Financial Highlights
Net interest income totaled $1.03 billion during the second quarter of 1999, up $50 million from the second quarter of 1998. The increase was principally attributable to the inclusion of Sanwa Business Credit for a full quarter and strong growth in the corporation's commercial loan portfolio. The corporation's net interest margin was 4.42%. Net interest income and net interest margin were $2.08 billion and 4.50%, respectively, for the six month period ending June 30, 1999 and $1.92 billion and 4.67%, respectively, for the same period of 1998.
Noninterest income in the second quarter totaled $1.04 billion, up 28%, or $227 million from the same period in 1998, due primarily to strong gains in virtually all revenue categories. Fee revenue now represents 50% of total revenue. Investment services revenue increased 20% to $264 million driven by a strong equity market, which benefited the corporation's brokerage and clearing units of Quick & Reilly.
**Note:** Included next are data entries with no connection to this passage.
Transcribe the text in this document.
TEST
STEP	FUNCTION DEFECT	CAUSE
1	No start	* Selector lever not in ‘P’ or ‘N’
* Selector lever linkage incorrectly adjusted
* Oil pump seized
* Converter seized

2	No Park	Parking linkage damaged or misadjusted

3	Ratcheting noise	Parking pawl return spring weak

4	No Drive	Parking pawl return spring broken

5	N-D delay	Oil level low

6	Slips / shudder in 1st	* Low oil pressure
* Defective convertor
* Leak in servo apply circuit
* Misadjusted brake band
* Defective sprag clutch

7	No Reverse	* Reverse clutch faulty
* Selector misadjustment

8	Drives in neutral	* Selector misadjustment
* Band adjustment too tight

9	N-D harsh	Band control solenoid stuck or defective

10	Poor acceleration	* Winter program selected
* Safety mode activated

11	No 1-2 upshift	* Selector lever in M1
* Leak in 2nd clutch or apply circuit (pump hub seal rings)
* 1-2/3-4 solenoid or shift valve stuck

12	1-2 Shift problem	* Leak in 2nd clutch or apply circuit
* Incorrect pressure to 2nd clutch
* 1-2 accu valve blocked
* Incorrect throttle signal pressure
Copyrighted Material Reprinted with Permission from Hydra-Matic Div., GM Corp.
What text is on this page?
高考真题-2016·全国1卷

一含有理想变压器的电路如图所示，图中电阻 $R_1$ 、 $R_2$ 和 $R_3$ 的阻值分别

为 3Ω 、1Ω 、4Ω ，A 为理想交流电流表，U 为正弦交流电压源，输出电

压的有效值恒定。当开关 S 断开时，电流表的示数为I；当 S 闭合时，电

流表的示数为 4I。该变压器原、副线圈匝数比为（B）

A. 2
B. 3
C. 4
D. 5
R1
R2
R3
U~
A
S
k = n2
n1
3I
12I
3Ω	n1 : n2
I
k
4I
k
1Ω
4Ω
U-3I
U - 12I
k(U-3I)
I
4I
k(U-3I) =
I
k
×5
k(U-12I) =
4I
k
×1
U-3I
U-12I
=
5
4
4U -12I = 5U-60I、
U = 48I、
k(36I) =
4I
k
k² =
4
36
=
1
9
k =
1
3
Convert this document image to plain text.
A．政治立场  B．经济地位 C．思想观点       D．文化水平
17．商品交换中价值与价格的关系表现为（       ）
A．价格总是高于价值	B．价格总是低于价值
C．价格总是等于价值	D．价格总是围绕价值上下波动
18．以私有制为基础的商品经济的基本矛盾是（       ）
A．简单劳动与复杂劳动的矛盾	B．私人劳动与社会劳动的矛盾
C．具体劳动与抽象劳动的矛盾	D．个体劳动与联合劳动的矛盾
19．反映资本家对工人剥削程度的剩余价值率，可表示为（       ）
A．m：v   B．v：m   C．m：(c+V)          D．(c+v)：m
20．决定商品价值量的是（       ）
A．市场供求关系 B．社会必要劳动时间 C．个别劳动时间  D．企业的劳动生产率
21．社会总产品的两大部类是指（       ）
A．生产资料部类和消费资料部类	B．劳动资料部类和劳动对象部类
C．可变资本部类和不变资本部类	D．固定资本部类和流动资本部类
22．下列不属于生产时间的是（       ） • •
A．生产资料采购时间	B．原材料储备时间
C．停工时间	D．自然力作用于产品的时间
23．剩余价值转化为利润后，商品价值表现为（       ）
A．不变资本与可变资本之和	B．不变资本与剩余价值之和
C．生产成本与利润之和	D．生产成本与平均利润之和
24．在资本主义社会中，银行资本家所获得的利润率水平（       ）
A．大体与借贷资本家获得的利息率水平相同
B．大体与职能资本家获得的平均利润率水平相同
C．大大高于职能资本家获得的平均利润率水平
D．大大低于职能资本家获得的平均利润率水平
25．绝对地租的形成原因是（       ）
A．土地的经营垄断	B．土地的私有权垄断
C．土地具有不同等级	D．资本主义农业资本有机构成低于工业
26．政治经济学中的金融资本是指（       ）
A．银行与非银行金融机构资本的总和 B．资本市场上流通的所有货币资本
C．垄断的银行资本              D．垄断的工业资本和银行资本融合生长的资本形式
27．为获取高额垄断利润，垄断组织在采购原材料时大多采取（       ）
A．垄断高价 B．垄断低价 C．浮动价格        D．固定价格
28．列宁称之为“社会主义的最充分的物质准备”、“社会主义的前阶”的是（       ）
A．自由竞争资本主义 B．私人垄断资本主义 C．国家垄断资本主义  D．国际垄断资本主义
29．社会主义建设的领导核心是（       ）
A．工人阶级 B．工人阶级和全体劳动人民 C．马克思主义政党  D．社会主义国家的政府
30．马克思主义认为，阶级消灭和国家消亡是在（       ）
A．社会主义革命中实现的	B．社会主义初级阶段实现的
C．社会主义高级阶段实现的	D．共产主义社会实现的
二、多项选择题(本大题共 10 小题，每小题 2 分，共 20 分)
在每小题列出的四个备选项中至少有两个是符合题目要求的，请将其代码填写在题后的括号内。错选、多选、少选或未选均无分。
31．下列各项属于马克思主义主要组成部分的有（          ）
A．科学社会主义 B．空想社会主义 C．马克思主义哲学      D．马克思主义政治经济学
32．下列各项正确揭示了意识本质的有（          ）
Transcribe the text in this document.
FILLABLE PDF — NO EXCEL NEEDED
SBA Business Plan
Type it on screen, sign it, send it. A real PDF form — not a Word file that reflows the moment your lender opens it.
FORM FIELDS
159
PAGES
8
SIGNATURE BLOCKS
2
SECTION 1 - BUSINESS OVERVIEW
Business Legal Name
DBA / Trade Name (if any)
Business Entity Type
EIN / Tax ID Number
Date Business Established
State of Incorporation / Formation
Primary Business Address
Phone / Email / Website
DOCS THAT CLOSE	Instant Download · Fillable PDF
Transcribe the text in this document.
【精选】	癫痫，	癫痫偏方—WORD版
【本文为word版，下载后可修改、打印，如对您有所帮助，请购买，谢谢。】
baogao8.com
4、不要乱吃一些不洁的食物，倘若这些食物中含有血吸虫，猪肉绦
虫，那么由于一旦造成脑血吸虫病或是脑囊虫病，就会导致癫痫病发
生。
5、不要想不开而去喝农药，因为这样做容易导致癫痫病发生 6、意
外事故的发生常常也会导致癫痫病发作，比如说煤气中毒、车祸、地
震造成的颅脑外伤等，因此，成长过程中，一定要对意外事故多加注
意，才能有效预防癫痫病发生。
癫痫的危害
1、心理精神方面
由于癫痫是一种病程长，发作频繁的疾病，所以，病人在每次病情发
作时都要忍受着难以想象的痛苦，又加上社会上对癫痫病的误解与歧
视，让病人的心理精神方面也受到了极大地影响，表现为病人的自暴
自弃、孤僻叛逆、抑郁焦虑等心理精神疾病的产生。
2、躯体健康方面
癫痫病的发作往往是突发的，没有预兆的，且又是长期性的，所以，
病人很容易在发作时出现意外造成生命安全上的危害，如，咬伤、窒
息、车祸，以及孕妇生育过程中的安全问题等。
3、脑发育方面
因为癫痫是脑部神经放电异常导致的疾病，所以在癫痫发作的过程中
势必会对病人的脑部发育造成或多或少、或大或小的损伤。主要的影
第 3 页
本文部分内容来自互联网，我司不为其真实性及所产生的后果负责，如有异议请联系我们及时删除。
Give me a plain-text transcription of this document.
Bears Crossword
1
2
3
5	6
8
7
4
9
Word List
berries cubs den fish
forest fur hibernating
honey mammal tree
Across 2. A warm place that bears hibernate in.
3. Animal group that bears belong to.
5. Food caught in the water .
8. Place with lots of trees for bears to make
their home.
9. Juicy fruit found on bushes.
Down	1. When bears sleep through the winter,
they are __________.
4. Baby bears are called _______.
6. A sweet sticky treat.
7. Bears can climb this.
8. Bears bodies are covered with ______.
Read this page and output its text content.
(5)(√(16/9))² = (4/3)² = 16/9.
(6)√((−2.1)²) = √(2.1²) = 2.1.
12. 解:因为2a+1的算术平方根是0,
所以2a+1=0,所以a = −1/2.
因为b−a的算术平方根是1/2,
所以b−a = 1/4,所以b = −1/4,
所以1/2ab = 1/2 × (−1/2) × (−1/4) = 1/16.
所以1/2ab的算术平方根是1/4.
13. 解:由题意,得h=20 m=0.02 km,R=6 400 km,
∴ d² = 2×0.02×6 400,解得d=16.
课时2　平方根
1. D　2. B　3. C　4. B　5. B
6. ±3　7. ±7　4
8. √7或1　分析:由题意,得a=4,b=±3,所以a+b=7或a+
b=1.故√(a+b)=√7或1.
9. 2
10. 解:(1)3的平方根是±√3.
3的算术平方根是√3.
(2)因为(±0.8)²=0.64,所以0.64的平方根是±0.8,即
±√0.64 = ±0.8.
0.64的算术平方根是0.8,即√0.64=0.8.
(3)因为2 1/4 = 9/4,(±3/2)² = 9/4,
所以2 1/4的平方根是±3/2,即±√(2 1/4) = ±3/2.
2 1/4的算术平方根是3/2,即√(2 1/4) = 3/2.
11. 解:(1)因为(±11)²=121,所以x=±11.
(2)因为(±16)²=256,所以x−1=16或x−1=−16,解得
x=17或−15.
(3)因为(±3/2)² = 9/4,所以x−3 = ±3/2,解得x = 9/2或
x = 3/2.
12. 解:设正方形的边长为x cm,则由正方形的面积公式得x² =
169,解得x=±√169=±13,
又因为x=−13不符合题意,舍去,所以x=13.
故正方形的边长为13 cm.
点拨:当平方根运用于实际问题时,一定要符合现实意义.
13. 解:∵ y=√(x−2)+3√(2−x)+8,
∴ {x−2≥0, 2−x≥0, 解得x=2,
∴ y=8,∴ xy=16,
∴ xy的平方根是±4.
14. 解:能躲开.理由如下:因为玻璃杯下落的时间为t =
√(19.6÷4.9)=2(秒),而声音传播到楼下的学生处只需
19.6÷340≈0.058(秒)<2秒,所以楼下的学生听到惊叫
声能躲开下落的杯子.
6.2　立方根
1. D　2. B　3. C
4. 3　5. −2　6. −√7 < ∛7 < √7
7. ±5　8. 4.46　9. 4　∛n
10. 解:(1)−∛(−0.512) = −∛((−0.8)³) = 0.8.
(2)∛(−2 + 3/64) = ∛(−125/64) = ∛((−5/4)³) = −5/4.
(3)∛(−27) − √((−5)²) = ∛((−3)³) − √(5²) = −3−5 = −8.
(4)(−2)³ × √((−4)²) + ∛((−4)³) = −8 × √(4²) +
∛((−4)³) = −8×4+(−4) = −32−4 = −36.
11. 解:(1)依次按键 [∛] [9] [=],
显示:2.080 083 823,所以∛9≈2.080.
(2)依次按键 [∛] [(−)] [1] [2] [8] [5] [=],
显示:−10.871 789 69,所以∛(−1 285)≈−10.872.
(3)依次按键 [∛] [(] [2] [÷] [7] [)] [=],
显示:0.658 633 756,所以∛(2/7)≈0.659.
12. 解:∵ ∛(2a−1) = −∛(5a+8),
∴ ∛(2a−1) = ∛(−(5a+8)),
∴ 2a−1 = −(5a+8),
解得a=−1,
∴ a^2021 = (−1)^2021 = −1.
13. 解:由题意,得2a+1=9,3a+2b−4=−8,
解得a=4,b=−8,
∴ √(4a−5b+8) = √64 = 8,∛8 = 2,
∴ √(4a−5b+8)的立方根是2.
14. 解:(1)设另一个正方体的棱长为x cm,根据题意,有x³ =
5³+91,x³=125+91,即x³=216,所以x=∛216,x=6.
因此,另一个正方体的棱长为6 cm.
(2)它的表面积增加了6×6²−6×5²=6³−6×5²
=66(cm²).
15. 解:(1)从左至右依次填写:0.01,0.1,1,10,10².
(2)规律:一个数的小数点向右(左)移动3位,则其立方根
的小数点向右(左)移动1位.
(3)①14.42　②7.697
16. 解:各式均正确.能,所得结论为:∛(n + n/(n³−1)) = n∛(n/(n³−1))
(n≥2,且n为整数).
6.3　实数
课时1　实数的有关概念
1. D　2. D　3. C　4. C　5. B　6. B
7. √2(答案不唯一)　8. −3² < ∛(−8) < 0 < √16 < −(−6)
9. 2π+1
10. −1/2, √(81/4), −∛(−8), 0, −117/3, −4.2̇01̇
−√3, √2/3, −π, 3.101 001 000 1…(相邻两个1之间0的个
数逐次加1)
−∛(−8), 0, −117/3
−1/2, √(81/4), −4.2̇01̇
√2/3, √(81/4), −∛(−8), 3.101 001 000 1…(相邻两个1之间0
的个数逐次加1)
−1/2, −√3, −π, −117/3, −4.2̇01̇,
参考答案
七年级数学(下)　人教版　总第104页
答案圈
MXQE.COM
Processing-related revenues increased $33 million, or 26%, to $159 million due primarily to increased mortgage revenue bolstered by mortgage production of nearly $10 billion. Capital markets revenue increased 72% to $184 million as a result of robust gains in market-making revenue from our equity specialists business, as well as strong venture capital revenue and investment banking fees. Credit card revenue increased $66 million over the prior year's second quarter which was attributable to the acquisition of various credit card portfolios during 1998 and a decline in charge-offs within the securitized credit card portfolio. For the six month period ending June 30, 1999, noninterest income jumped 33% to $2.0 billion when compared to $1.5 billion for the same period of 1998 as the corporation experienced robust growth in all major business lines as well as the benefit of a number of acquisitions.
Noninterest expense in the second quarter of 1999 totaled $1.18 billion, up $161 million from the second quarter of 1998. The increase was due primarily to the impact of various acquisitions, including Sanwa and the Merrill Lynch Specialist business, in addition to incentive and volume-related increases in compensation at many of Fleet's businesses that delivered strong revenue growth. Noninterest expense increased $355 million to $2.3 billion for the first six months of 1999 when compared to $1.94 billion for the same period of 1998 as a result of various acquisitions made throughout 1998 and 1999 as well as an increase in process-related expenses. Despite the increases in expenses, the efficiency ratio declined from 56.7% in 1998 to 56.4% for the six months ended June 30, 1999.
Fleet is Year 2000 ready. All of Fleet's internal systems have been successfully remediated, tested and placed back into production. Year 2000 expenses for the second quarter were $8 million and $109 million since the inception of the project. Focus areas for the remainder of 1999 include: vendor management, contingency planning, borrower readiness and communications with customers.